Future Tense

Palestinians Finally Get Mobile Broadband

Israeli Prime Minister Benjamin Netanyahu.

Photo by Olivier Douliery-Pool/Getty Images

In 2014, Tim Berners-Lee, known best for creating the World Wide Web, proposed that the Internet is a human right. While not everyone agrees, it’s hard to deny that it plays an increasingly central role in almost all of our lives. Ensuring equal access can be an important step toward guaranteeing economic, social, and political equality. That’s all the more reason to celebrate the arrival of 3G wireless networks to Palestinians, who live, as the AP explains, in “one of the last places in the world without mobile broadband services.”

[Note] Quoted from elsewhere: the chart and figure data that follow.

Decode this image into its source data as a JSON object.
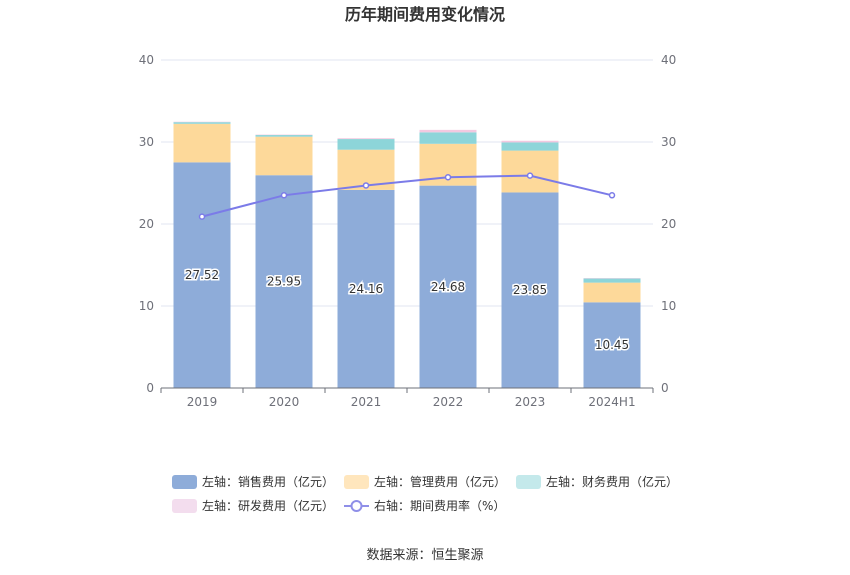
{
  "chart_data": {
    "type": "bar",
    "title": "历年期间费用变化情况",
    "categories": [
      "2019",
      "2020",
      "2021",
      "2022",
      "2023",
      "2024H1"
    ],
    "series": [
      {
        "name": "左轴：销售费用（亿元）",
        "axis": "left",
        "type": "bar",
        "color": "#8eacd9",
        "values": [
          27.52,
          25.95,
          24.16,
          24.68,
          23.85,
          10.45
        ],
        "labels": [
          "27.52",
          "25.95",
          "24.16",
          "24.68",
          "23.85",
          "10.45"
        ]
      },
      {
        "name": "左轴：管理费用（亿元）",
        "axis": "left",
        "type": "bar",
        "color": "#fdd99a",
        "values": [
          4.7,
          4.7,
          4.9,
          5.1,
          5.1,
          2.4
        ]
      },
      {
        "name": "左轴：财务费用（亿元）",
        "axis": "left",
        "type": "bar",
        "color": "#8dd5d9",
        "values": [
          0.2,
          0.2,
          1.3,
          1.4,
          1.0,
          0.5
        ]
      },
      {
        "name": "左轴：研发费用（亿元）",
        "axis": "left",
        "type": "bar",
        "color": "#f2c9e0",
        "values": [
          0.05,
          0.05,
          0.1,
          0.3,
          0.2,
          0.05
        ]
      },
      {
        "name": "右轴：期间费用率（%）",
        "axis": "right",
        "type": "line",
        "color": "#7b7be8",
        "values": [
          20.9,
          23.5,
          24.7,
          25.7,
          25.9,
          23.5
        ]
      }
    ],
    "left_axis": {
      "min": 0,
      "max": 40,
      "ticks": [
        "0",
        "10",
        "20",
        "30",
        "40"
      ]
    },
    "right_axis": {
      "min": 0,
      "max": 40,
      "ticks": [
        "0",
        "10",
        "20",
        "30",
        "40"
      ]
    },
    "grid": true,
    "legend": "bottom"
  },
  "source": "数据来源：恒生聚源",
  "legend_colors": {
    "sales": "#8eacd9",
    "admin": "#ffe6bd",
    "finance": "#c4e9eb",
    "rnd": "#f3ddee",
    "rate": "#8f8fe8"
  }
}
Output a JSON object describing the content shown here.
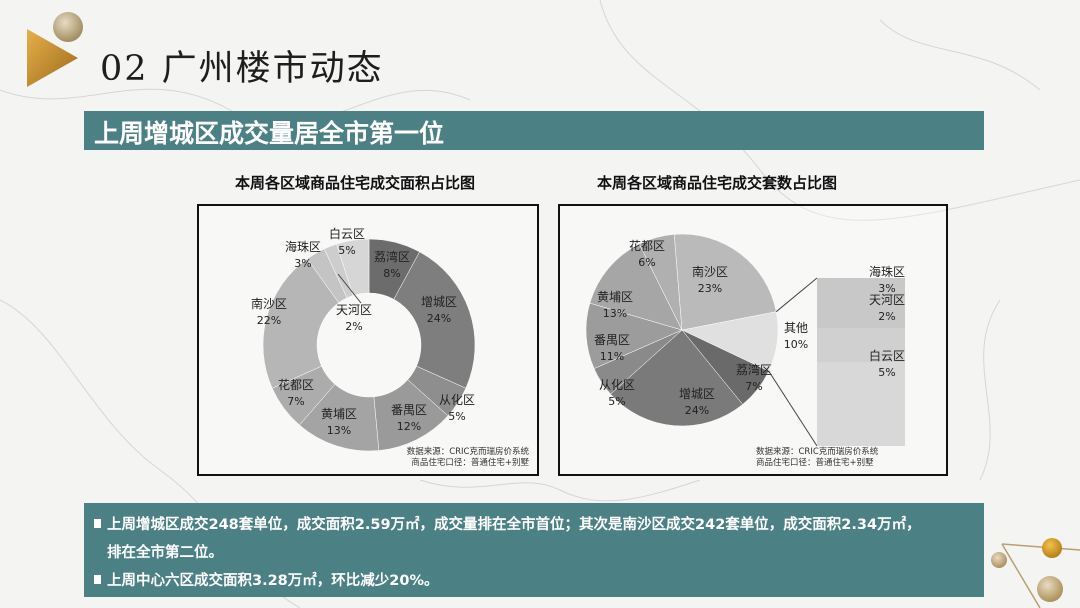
{
  "header": {
    "title": "02 广州楼市动态",
    "banner": "上周增城区成交量居全市第一位"
  },
  "charts": {
    "left_title": "本周各区域商品住宅成交面积占比图",
    "right_title": "本周各区域商品住宅成交套数占比图",
    "source_line1": "数据来源：CRIC克而瑞房价系统",
    "source_line2": "商品住宅口径：普通住宅+别墅"
  },
  "chart_data": [
    {
      "type": "pie",
      "variant": "donut",
      "title": "本周各区域商品住宅成交面积占比图",
      "categories": [
        "荔湾区",
        "增城区",
        "从化区",
        "番禺区",
        "黄埔区",
        "花都区",
        "南沙区",
        "海珠区",
        "天河区",
        "白云区"
      ],
      "values": [
        8,
        24,
        5,
        12,
        13,
        7,
        22,
        3,
        2,
        5
      ],
      "unit": "%",
      "annotation": "数据来源：CRIC克而瑞房价系统 / 商品住宅口径：普通住宅+别墅"
    },
    {
      "type": "pie",
      "variant": "bar-of-pie",
      "title": "本周各区域商品住宅成交套数占比图",
      "categories": [
        "其他",
        "荔湾区",
        "增城区",
        "从化区",
        "番禺区",
        "黄埔区",
        "花都区",
        "南沙区"
      ],
      "values": [
        10,
        7,
        24,
        5,
        11,
        13,
        6,
        23
      ],
      "unit": "%",
      "breakdown": {
        "of": "其他",
        "categories": [
          "海珠区",
          "天河区",
          "白云区"
        ],
        "values": [
          3,
          2,
          5
        ]
      },
      "annotation": "数据来源：CRIC克而瑞房价系统 / 商品住宅口径：普通住宅+别墅"
    }
  ],
  "labels": {
    "donut": [
      {
        "name": "荔湾区",
        "pct": "8%"
      },
      {
        "name": "增城区",
        "pct": "24%"
      },
      {
        "name": "从化区",
        "pct": "5%"
      },
      {
        "name": "番禺区",
        "pct": "12%"
      },
      {
        "name": "黄埔区",
        "pct": "13%"
      },
      {
        "name": "花都区",
        "pct": "7%"
      },
      {
        "name": "南沙区",
        "pct": "22%"
      },
      {
        "name": "海珠区",
        "pct": "3%"
      },
      {
        "name": "天河区",
        "pct": "2%"
      },
      {
        "name": "白云区",
        "pct": "5%"
      }
    ],
    "pie": [
      {
        "name": "其他",
        "pct": "10%"
      },
      {
        "name": "荔湾区",
        "pct": "7%"
      },
      {
        "name": "增城区",
        "pct": "24%"
      },
      {
        "name": "从化区",
        "pct": "5%"
      },
      {
        "name": "番禺区",
        "pct": "11%"
      },
      {
        "name": "黄埔区",
        "pct": "13%"
      },
      {
        "name": "花都区",
        "pct": "6%"
      },
      {
        "name": "南沙区",
        "pct": "23%"
      }
    ],
    "bar": [
      {
        "name": "海珠区",
        "pct": "3%"
      },
      {
        "name": "天河区",
        "pct": "2%"
      },
      {
        "name": "白云区",
        "pct": "5%"
      }
    ]
  },
  "summary": {
    "line1": "上周增城区成交248套单位，成交面积2.59万㎡，成交量排在全市首位；其次是南沙区成交242套单位，成交面积2.34万㎡，",
    "line1_cont": "排在全市第二位。",
    "line2": "上周中心六区成交面积3.28万㎡，环比减少20%。"
  },
  "colors": {
    "banner": "#4b8084",
    "gold": "#c8902a"
  }
}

The AP’s Mohammed Daraghmeh and Daniella Cheslow report, “Under interim peace accords, Israel controls Palestinian wireless networks in the West Bank.” As Al Jazeera’s Samuel Nelson Gilbert wrote in 2013, the Oslo accords—signed in the mid-’90s—also “cover Palestinians’ right to faster communications.” Nevertheless, for years, Israeli authorities have limited the region to 2G connectivity, making it difficult for residents to utilize GPS services and other applications that require rapid data transfer. According to a 2012 World Bank report, this has restrained Palestinians’ economic development. 

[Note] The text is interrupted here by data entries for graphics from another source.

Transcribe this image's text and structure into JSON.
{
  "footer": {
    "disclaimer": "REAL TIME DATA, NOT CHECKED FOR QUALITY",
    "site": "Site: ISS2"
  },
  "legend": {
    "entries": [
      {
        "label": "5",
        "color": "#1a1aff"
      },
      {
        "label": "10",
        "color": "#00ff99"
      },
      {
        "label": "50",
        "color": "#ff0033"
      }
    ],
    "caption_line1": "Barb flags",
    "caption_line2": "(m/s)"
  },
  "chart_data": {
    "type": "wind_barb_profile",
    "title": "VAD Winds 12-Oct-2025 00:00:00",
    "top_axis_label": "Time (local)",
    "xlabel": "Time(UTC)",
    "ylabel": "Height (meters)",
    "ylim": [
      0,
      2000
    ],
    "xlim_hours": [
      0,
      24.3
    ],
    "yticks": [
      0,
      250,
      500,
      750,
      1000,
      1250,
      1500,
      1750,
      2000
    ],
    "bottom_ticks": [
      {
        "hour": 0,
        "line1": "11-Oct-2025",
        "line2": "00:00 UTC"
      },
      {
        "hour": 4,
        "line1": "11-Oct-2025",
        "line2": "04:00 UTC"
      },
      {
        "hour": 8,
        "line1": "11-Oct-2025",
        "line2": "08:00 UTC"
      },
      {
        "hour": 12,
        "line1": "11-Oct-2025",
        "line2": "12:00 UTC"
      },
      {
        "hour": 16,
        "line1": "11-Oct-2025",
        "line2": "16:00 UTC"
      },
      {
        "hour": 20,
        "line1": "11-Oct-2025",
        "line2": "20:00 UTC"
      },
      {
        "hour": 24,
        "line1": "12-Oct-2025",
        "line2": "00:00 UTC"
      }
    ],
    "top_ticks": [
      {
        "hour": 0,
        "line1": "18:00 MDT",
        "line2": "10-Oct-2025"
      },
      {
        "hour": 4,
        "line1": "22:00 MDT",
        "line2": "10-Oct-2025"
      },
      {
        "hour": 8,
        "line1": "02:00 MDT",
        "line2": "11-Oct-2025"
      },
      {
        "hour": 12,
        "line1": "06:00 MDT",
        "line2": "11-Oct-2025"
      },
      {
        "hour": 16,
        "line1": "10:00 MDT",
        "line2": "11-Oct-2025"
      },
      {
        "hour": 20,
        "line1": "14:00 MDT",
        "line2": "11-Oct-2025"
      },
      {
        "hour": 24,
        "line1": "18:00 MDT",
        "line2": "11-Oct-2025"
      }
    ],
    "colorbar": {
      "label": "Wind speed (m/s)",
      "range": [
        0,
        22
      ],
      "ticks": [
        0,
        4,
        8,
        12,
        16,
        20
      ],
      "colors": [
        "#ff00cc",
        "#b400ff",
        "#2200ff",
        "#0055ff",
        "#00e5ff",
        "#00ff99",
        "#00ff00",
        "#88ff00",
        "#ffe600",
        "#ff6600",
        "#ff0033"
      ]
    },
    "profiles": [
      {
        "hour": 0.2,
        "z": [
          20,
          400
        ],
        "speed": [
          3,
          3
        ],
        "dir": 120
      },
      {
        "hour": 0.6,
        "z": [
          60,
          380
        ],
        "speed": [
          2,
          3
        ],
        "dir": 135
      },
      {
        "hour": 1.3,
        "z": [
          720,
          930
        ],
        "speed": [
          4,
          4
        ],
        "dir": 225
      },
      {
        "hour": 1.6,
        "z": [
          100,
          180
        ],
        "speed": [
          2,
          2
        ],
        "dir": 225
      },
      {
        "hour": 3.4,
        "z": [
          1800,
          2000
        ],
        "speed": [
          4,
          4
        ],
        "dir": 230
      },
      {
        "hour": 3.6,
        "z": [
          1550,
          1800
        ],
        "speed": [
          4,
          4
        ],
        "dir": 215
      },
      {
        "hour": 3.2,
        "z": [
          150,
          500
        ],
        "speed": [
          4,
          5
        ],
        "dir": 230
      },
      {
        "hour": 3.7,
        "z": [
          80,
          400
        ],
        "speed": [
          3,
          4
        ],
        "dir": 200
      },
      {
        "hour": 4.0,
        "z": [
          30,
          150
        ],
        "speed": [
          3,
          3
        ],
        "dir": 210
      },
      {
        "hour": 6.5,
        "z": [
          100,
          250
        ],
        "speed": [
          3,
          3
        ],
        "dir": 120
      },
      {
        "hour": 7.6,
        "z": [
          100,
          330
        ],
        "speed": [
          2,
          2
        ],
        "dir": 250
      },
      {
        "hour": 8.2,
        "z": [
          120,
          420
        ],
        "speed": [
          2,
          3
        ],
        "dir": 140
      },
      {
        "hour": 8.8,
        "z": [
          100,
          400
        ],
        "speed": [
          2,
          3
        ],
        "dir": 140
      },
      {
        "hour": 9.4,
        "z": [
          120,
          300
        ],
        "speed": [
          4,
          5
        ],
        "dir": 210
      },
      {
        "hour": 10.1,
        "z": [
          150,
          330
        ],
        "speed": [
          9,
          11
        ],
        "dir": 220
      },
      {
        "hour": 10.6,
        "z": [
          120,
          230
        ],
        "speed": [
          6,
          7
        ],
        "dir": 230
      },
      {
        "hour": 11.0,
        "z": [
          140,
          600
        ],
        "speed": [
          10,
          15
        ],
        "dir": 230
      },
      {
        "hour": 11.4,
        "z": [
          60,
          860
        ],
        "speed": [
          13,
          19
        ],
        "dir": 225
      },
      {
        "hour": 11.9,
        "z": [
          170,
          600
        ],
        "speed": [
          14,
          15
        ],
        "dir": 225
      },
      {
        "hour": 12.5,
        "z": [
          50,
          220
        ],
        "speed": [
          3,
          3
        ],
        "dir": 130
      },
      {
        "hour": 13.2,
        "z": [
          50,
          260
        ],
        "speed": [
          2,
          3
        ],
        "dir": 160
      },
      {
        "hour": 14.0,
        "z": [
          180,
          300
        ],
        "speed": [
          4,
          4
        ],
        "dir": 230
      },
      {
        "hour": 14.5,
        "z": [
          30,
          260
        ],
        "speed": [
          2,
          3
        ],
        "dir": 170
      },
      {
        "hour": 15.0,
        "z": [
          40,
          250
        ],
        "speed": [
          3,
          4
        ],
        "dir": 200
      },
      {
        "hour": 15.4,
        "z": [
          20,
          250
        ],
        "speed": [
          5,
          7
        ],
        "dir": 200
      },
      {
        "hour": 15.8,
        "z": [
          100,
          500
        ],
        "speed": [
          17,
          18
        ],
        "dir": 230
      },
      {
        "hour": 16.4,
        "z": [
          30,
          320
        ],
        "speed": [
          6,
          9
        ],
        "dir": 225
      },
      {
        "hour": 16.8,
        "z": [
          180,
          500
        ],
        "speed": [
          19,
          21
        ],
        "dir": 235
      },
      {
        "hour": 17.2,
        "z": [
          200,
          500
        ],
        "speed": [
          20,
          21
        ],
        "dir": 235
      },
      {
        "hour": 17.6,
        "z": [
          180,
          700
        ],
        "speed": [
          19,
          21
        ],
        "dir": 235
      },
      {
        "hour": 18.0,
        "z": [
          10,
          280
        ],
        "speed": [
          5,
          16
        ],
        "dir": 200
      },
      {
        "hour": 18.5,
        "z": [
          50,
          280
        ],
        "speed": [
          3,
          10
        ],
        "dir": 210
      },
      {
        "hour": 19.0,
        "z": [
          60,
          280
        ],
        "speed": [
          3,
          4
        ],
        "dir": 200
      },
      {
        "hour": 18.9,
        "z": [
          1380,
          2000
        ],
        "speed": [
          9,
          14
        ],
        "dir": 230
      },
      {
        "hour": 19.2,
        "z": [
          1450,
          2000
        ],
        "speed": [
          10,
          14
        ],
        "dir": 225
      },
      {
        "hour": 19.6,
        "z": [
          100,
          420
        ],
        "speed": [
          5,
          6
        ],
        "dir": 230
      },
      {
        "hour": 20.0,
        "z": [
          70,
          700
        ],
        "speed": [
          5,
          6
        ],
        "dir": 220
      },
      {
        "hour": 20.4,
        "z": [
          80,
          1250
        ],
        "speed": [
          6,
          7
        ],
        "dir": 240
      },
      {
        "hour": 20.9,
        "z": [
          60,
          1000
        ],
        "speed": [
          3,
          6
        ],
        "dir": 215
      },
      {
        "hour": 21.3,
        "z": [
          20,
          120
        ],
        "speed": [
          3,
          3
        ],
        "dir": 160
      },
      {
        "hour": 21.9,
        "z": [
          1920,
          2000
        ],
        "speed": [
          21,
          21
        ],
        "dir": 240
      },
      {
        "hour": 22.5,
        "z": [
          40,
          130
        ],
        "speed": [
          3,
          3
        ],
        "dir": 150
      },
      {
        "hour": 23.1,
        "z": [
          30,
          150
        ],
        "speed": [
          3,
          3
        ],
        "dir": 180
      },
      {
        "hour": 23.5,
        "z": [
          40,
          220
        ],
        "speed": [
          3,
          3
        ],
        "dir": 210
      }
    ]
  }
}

Daraghmeh and Cheslow write that this development comes after “years of delays.” Notably, it arrives on the heels of Israeli Prime Minister Benjamin Netanyahu’s recent meeting with President Obama. And as the Jerusalem Post adds, it also comes in advance of Secretary of State John Kerry’s visit to Israel. Daraghmeh and Cheslow suggest that this decision derives from an attempt to ease tensions in the region. Nevertheless, as they note in passing, Israel still declines to “extend 3G frequencies to the Gaza Strip, which is controlled by the Islamic militant group Hamas.”

Why did it take the Israeli government so long to make these changes? Where some suggest that it was a product of technical complications, others propose that profit motives drove the delay. According to the AP, one former Palestinian communications minister “believes Israeli carriers were behind the ban, trying to protect their interest in the captive Palestinian market.” Previously, Palestinians who needed faster mobile Internet were obliged to use Israeli carriers, resulting in inconsistent and unreliable coverage.

Whatever the case, a definite date for these changes is not yet clear, but the Jerusalem Post writes that they’re “expected to go into effect in mid- 2016.”